Can you think of some potentially dangerous movies or films that had a lot of danger? Well, any action movie you can think of will suffice. Political films are also seen as dangerous by some. It's unlikely you're an actor in any of these movies. But there are movies that you can star in, movies that may pose a danger to you. Do you know what movies I'm talking about? You will, soon enough, as we define fluoroscopy and its related terminology.

What Is Fluoroscopy?

Pictures are to movies as X-rays are to fluoroscopy. A picture is a still image of something, like your family. A movie is a moving picture, like a family home video. An X-ray is a still image of an internal structure, like a bone. Fluoroscopy is like a real-time X-ray movie of the insides of your body. It's like reality X-ray TV! And still images from fluoroscopy look sort of like the images you see on an airport baggage security screen.

A more technical definition of fluoroscopy is a kind of medical imaging technique that uses a fluoroscope to show a continuous X-ray image on a fluorescent screen or video monitor. A fluoroscope is a medical instrument used for the visual observation of the body via X-rays, and X-rays are a type of electromagnetic radiation. The recording of images that appear on a fluoroscopic screen is called cineradiography - pretty clever huh? 'Cine-' stands for movement, like in cinematography, 'radio-' for radiation, and '-graphy' refers to the process of recording something.

During fluoroscopy, an X-ray beam is passed through a particular area of the body, like bones, organs, or both, and the resulting image is nowadays transmitted to a monitor. But in yesteryear, such images showed up on the other side of a person on a fluorescent screen and, thus, the term fluoroscopy. This moving image is important because it not only helps a doctor see the anatomical structure of something, like a traditional X-ray image, but also the action and function of a structure, like the throat, in real-time.

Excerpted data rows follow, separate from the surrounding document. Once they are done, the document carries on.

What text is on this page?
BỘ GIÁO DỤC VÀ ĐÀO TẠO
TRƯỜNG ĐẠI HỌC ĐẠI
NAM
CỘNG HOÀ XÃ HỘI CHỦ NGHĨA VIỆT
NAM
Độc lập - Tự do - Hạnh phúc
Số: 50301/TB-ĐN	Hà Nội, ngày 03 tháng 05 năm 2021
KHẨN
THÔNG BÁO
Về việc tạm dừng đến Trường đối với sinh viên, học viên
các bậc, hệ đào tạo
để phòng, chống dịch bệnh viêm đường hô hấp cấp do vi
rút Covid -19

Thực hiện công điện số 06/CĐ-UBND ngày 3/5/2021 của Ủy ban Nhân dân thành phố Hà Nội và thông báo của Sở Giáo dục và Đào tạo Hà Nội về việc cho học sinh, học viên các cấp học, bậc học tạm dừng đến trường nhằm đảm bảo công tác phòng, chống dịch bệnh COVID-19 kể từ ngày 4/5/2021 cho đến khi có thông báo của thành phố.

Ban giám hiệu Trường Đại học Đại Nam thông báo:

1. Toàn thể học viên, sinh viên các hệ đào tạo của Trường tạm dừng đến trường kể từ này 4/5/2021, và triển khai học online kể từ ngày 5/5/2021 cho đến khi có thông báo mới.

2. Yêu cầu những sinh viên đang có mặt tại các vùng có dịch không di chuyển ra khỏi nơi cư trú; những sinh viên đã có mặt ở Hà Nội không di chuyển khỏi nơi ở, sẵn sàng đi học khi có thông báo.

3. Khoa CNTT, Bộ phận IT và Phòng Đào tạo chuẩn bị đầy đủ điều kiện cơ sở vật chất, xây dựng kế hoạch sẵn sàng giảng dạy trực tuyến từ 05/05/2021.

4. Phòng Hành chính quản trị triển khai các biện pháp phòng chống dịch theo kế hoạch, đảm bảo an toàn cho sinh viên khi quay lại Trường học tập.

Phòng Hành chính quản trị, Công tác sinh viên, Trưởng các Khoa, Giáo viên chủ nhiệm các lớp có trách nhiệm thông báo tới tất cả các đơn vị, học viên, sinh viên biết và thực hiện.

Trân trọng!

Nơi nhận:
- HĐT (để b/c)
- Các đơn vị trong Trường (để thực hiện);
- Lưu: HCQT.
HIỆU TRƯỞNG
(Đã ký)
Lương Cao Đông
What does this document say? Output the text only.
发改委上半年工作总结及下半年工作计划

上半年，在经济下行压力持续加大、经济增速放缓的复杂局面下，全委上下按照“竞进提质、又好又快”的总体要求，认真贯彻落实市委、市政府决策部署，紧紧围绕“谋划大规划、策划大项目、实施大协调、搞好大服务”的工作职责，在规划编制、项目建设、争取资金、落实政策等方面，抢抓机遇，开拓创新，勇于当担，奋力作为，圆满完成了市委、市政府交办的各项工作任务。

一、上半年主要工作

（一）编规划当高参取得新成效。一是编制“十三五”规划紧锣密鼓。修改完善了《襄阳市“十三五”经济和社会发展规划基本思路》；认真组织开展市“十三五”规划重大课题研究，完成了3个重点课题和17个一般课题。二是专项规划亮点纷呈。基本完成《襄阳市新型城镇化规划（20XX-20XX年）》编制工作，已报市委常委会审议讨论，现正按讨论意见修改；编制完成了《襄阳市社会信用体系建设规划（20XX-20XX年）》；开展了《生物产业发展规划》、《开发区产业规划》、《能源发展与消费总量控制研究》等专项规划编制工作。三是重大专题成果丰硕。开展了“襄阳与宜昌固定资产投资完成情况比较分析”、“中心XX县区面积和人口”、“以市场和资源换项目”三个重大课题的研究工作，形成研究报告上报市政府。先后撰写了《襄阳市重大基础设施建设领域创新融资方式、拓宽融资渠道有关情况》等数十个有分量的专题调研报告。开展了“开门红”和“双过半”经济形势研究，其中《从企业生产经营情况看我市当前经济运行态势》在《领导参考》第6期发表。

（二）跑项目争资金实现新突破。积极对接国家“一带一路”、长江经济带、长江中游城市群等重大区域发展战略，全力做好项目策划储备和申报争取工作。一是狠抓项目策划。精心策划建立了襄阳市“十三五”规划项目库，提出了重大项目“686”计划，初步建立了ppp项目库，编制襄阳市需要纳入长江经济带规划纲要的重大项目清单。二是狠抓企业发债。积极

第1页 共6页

I mean, can you tell that Uncle Max has a limp from a single picture? Probably hard to do. But in a home movie, such action and function of his joints are readily noticeable. That's why fluoroscopy is so powerful - it allows us to see the action of a potentially diseased or damaged body part in real-time. By the way, the word fluoroscopy comes from 'fluor/o,' which easily enough means 'fluorescence,' and '-scopy,' which means the visual examination of something.